For all of her self-flagellation, Teitelbaum is far more potent when she’s pissed off. On the revenge scorcher “Salad,” she plans the murder of a friend’s assailant. “She took him to the courthouse/And somehow he got off,” she grumbles over muted power chords. “Then I saw him laughing with his lawyer in the parking lot.” In the chorus, Teitelbaum’s band kicks into full-blown arena rock, dissonant, high-pitched piano keys clanging amid brassy guitars. Her voice pitches up into a pained cry as she lands a chilling line: “It doesn’t happen to women I know.”

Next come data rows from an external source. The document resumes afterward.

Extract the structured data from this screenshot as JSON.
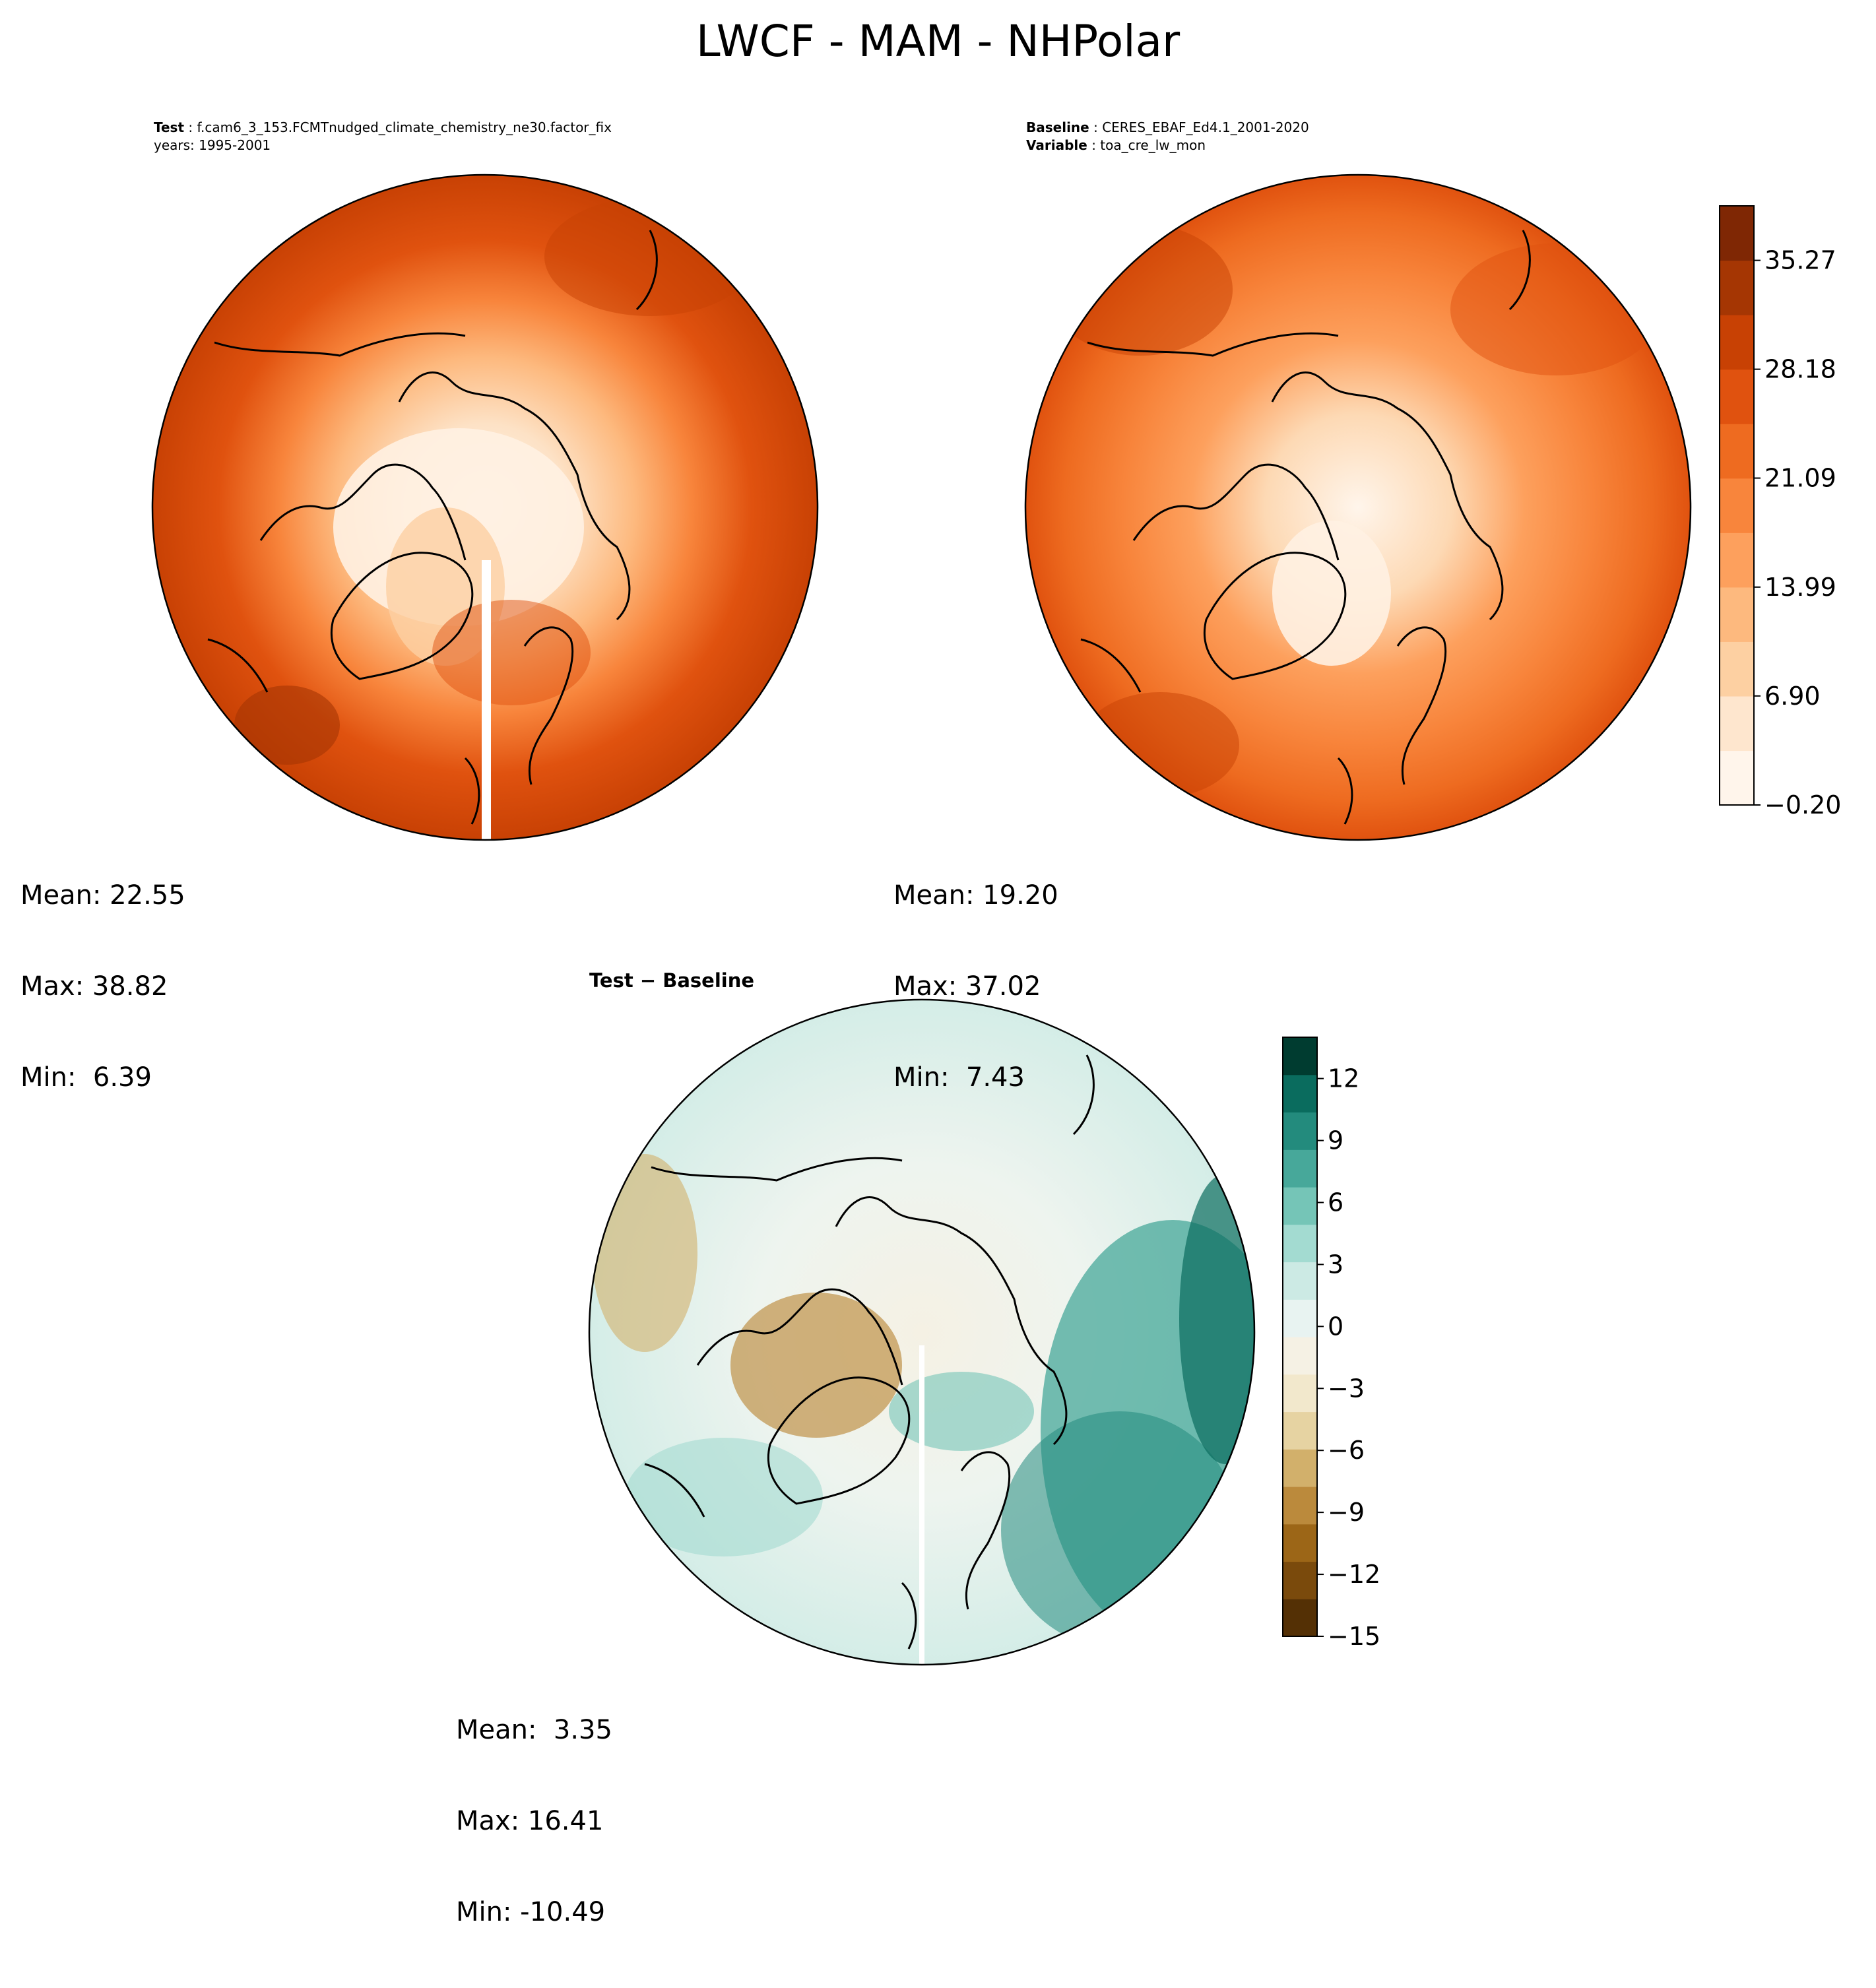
{
  "title": "LWCF - MAM - NHPolar",
  "panels": [
    {
      "id": "test",
      "meta": [
        {
          "label": "Test",
          "value": "f.cam6_3_153.FCMTnudged_climate_chemistry_ne30.factor_fix"
        },
        {
          "label": "",
          "value": "years: 1995-2001"
        }
      ],
      "stats": {
        "mean": "Mean: 22.55",
        "max": "Max: 38.82",
        "min": "Min:  6.39"
      }
    },
    {
      "id": "baseline",
      "meta": [
        {
          "label": "Baseline",
          "value": "CERES_EBAF_Ed4.1_2001-2020"
        },
        {
          "label": "Variable",
          "value": "toa_cre_lw_mon"
        }
      ],
      "stats": {
        "mean": "Mean: 19.20",
        "max": "Max: 37.02",
        "min": "Min:  7.43"
      }
    },
    {
      "id": "diff",
      "title": "Test − Baseline",
      "stats": {
        "mean": "Mean:  3.35",
        "max": "Max: 16.41",
        "min": "Min: -10.49"
      }
    }
  ],
  "colorbars": {
    "main": {
      "ticks": [
        "−0.20",
        "6.90",
        "13.99",
        "21.09",
        "28.18",
        "35.27"
      ],
      "tick_values": [
        -0.2,
        6.9,
        13.99,
        21.09,
        28.18,
        35.27
      ],
      "range": [
        -0.2,
        38.82
      ],
      "colors": [
        "#fff5eb",
        "#fee6ce",
        "#fdd0a2",
        "#fdb97e",
        "#fda05d",
        "#f8853c",
        "#ee6b20",
        "#e0520f",
        "#c84104",
        "#a53603",
        "#7f2704"
      ]
    },
    "diff": {
      "ticks": [
        "12",
        "9",
        "6",
        "3",
        "0",
        "−3",
        "−6",
        "−9",
        "−12",
        "−15"
      ],
      "tick_values": [
        12,
        9,
        6,
        3,
        0,
        -3,
        -6,
        -9,
        -12,
        -15
      ],
      "range": [
        -15,
        14
      ],
      "colors": [
        "#543005",
        "#7a4a0c",
        "#9c6617",
        "#bb8a3c",
        "#d2b06b",
        "#e6d3a2",
        "#f2e8cc",
        "#f5f1e4",
        "#e8f3f1",
        "#cceae4",
        "#a3dbd1",
        "#75c5b7",
        "#47a89a",
        "#238b7d",
        "#0a6c5e",
        "#003c30"
      ]
    }
  },
  "map_colors": {
    "coast": "#000000"
  }
}
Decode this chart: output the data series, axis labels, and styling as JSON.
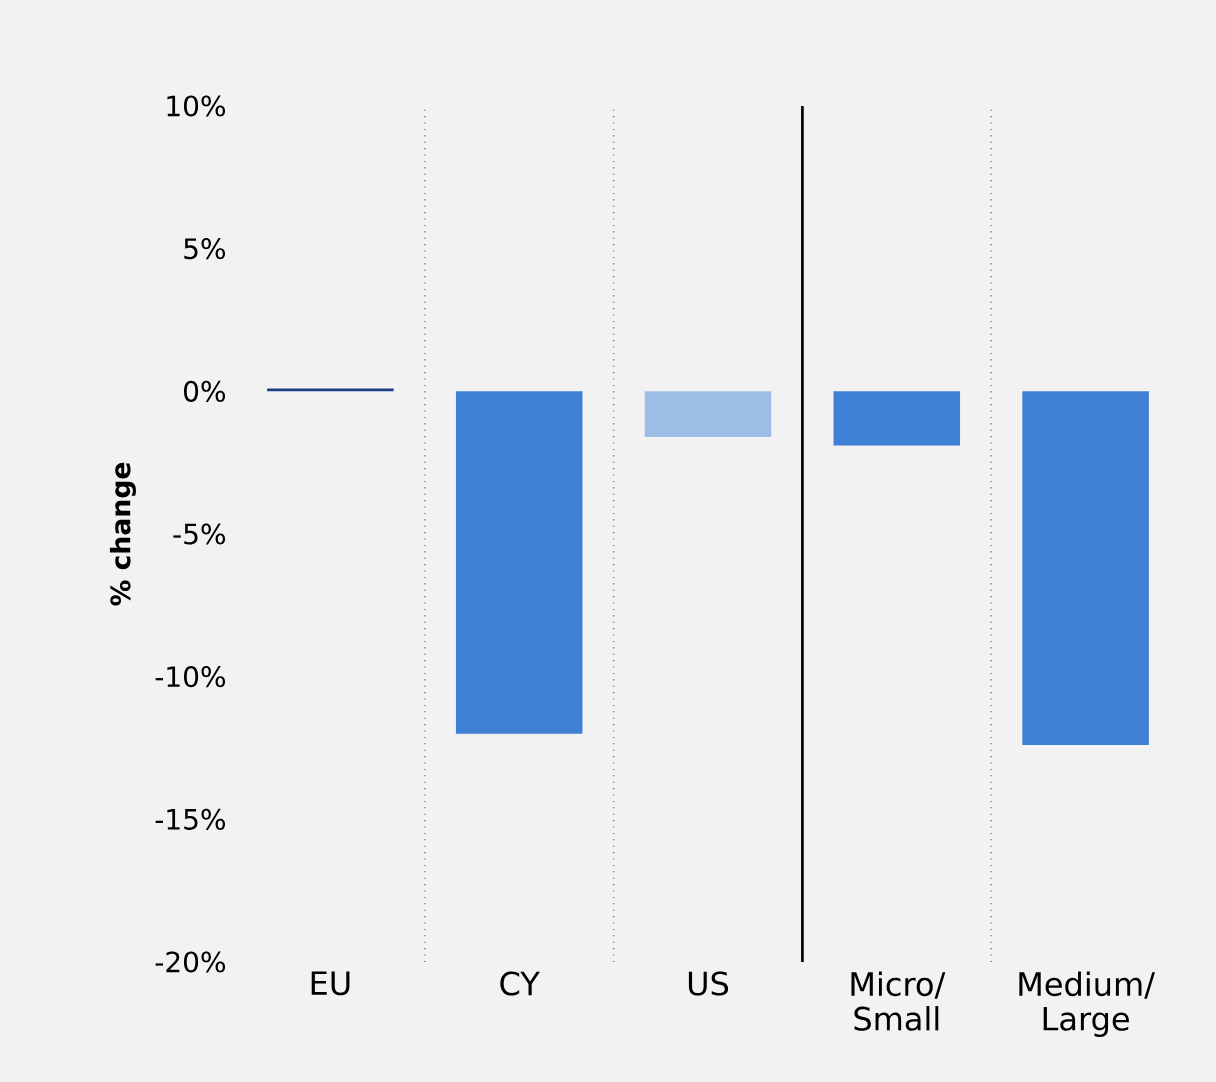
{
  "chart_data": [
    {
      "type": "bar",
      "ylabel": "% change",
      "categories": [
        "EU",
        "CY",
        "US"
      ],
      "values": [
        0.1,
        -12,
        -1.6
      ],
      "colors": [
        "#1f3c88",
        "#3f7fd4",
        "#9dbde6"
      ],
      "ylim": [
        -20,
        10
      ],
      "yticks": [
        {
          "value": -20,
          "label": "-20%"
        },
        {
          "value": -15,
          "label": "-15%"
        },
        {
          "value": -10,
          "label": "-10%"
        },
        {
          "value": -5,
          "label": "-5%"
        },
        {
          "value": 0,
          "label": "0%"
        },
        {
          "value": 5,
          "label": "5%"
        },
        {
          "value": 10,
          "label": "10%"
        }
      ],
      "grid": "x"
    },
    {
      "type": "bar",
      "categories": [
        "Micro/ Small",
        "Medium/ Large"
      ],
      "values": [
        -1.9,
        -12.4
      ],
      "colors": [
        "#3f7fd4",
        "#3f7fd4"
      ],
      "ylim": [
        -20,
        10
      ],
      "grid": "x",
      "tick_labels": "x"
    }
  ]
}
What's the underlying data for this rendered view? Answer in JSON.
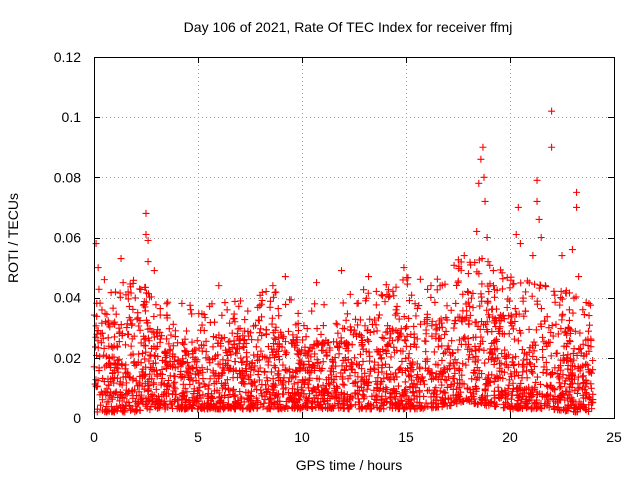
{
  "chart_data": {
    "type": "scatter",
    "title": "Day 106 of 2021, Rate Of TEC Index for receiver ffmj",
    "xlabel": "GPS time / hours",
    "ylabel": "ROTI / TECUs",
    "xlim": [
      0,
      25
    ],
    "ylim": [
      0,
      0.12
    ],
    "x_ticks": [
      "0",
      "5",
      "10",
      "15",
      "20",
      "25"
    ],
    "y_ticks": [
      "0",
      "0.02",
      "0.04",
      "0.06",
      "0.08",
      "0.1",
      "0.12"
    ],
    "x_tick_values": [
      0,
      5,
      10,
      15,
      20,
      25
    ],
    "y_tick_values": [
      0,
      0.02,
      0.04,
      0.06,
      0.08,
      0.1,
      0.12
    ],
    "grid": true,
    "marker": "+",
    "color": "#ff0000",
    "series": [
      {
        "name": "ROTI",
        "x_range": [
          0,
          24
        ],
        "description_points": [
          [
            0.1,
            0.058
          ],
          [
            0.2,
            0.05
          ],
          [
            0.5,
            0.046
          ],
          [
            1.3,
            0.053
          ],
          [
            1.4,
            0.045
          ],
          [
            2.5,
            0.068
          ],
          [
            2.5,
            0.061
          ],
          [
            2.6,
            0.059
          ],
          [
            2.6,
            0.052
          ],
          [
            2.9,
            0.049
          ],
          [
            3.5,
            0.038
          ],
          [
            6.0,
            0.044
          ],
          [
            8.6,
            0.044
          ],
          [
            9.2,
            0.047
          ],
          [
            10.7,
            0.045
          ],
          [
            11.9,
            0.049
          ],
          [
            13.2,
            0.047
          ],
          [
            14.9,
            0.05
          ],
          [
            16.2,
            0.044
          ],
          [
            17.5,
            0.045
          ],
          [
            17.8,
            0.054
          ],
          [
            18.0,
            0.048
          ],
          [
            18.4,
            0.062
          ],
          [
            18.5,
            0.078
          ],
          [
            18.6,
            0.086
          ],
          [
            18.7,
            0.09
          ],
          [
            18.75,
            0.08
          ],
          [
            18.8,
            0.072
          ],
          [
            18.9,
            0.06
          ],
          [
            19.2,
            0.049
          ],
          [
            20.3,
            0.061
          ],
          [
            20.4,
            0.07
          ],
          [
            20.5,
            0.058
          ],
          [
            21.1,
            0.054
          ],
          [
            21.3,
            0.079
          ],
          [
            21.3,
            0.072
          ],
          [
            21.4,
            0.066
          ],
          [
            21.5,
            0.06
          ],
          [
            21.7,
            0.044
          ],
          [
            22.0,
            0.102
          ],
          [
            22.0,
            0.09
          ],
          [
            22.5,
            0.054
          ],
          [
            23.0,
            0.056
          ],
          [
            23.2,
            0.075
          ],
          [
            23.2,
            0.07
          ],
          [
            23.3,
            0.047
          ],
          [
            23.5,
            0.036
          ]
        ],
        "envelope_hourly": [
          {
            "hour": 0,
            "low": 0.002,
            "high": 0.032
          },
          {
            "hour": 1,
            "low": 0.002,
            "high": 0.033
          },
          {
            "hour": 2,
            "low": 0.002,
            "high": 0.034
          },
          {
            "hour": 3,
            "low": 0.003,
            "high": 0.03
          },
          {
            "hour": 4,
            "low": 0.003,
            "high": 0.027
          },
          {
            "hour": 5,
            "low": 0.003,
            "high": 0.025
          },
          {
            "hour": 6,
            "low": 0.003,
            "high": 0.028
          },
          {
            "hour": 7,
            "low": 0.003,
            "high": 0.027
          },
          {
            "hour": 8,
            "low": 0.003,
            "high": 0.03
          },
          {
            "hour": 9,
            "low": 0.003,
            "high": 0.031
          },
          {
            "hour": 10,
            "low": 0.003,
            "high": 0.026
          },
          {
            "hour": 11,
            "low": 0.003,
            "high": 0.026
          },
          {
            "hour": 12,
            "low": 0.003,
            "high": 0.03
          },
          {
            "hour": 13,
            "low": 0.003,
            "high": 0.033
          },
          {
            "hour": 14,
            "low": 0.003,
            "high": 0.034
          },
          {
            "hour": 15,
            "low": 0.003,
            "high": 0.035
          },
          {
            "hour": 16,
            "low": 0.003,
            "high": 0.034
          },
          {
            "hour": 17,
            "low": 0.004,
            "high": 0.036
          },
          {
            "hour": 18,
            "low": 0.005,
            "high": 0.045
          },
          {
            "hour": 19,
            "low": 0.004,
            "high": 0.04
          },
          {
            "hour": 20,
            "low": 0.003,
            "high": 0.035
          },
          {
            "hour": 21,
            "low": 0.003,
            "high": 0.034
          },
          {
            "hour": 22,
            "low": 0.003,
            "high": 0.032
          },
          {
            "hour": 23,
            "low": 0.002,
            "high": 0.03
          },
          {
            "hour": 24,
            "low": 0.002,
            "high": 0.026
          }
        ]
      }
    ]
  }
}
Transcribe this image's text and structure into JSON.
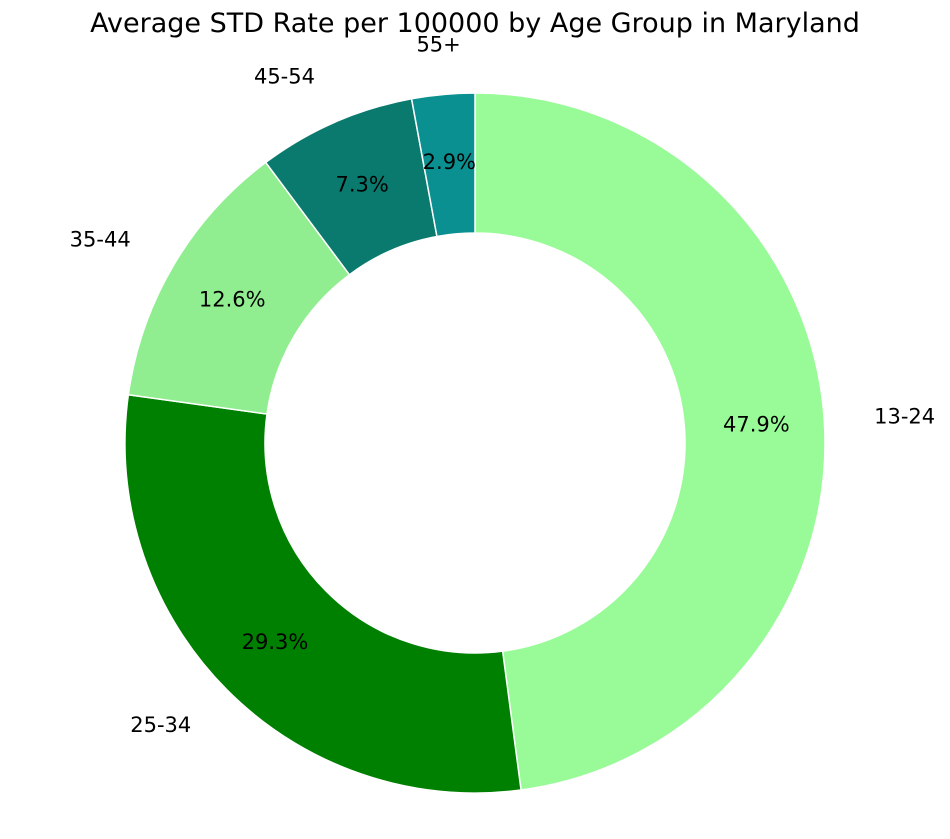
{
  "chart_data": {
    "type": "pie",
    "style": "donut",
    "title": "Average STD Rate per 100000 by Age Group in Maryland",
    "categories": [
      "13-24",
      "25-34",
      "35-44",
      "45-54",
      "55+"
    ],
    "values": [
      47.9,
      29.3,
      12.6,
      7.3,
      2.9
    ],
    "percent_labels": [
      "47.9%",
      "29.3%",
      "12.6%",
      "7.3%",
      "2.9%"
    ],
    "colors": [
      "#98fb98",
      "#008000",
      "#90ee90",
      "#0a7a6e",
      "#0a9090"
    ],
    "start_angle": "top",
    "direction": "clockwise",
    "legend": "none"
  }
}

Teitelbaum doesn’t write happy endings, but Blondshell’s best song is its most hopeful. The blistering “Kiss City” finds the artist belting about the desire for healthy, unapologetic love. “Palm in palm/It turns me on/When you tell me you’re not going away,” she sings, her voice fraying a little at the edges. For Teitelbaum, security is foreplay—the calm that precedes the crescendo. But she stands just outside of the romance, “adjacent to a lot of love,” as she puts it. In its closing minute, “Kiss City” cracks open; Teitelbaum switches to a megaphone holler, as a searing guitar solo cuts through like a symphony of bottle rockets. Tangled in the noise, she is vulnerable, imperfect, and rapturous.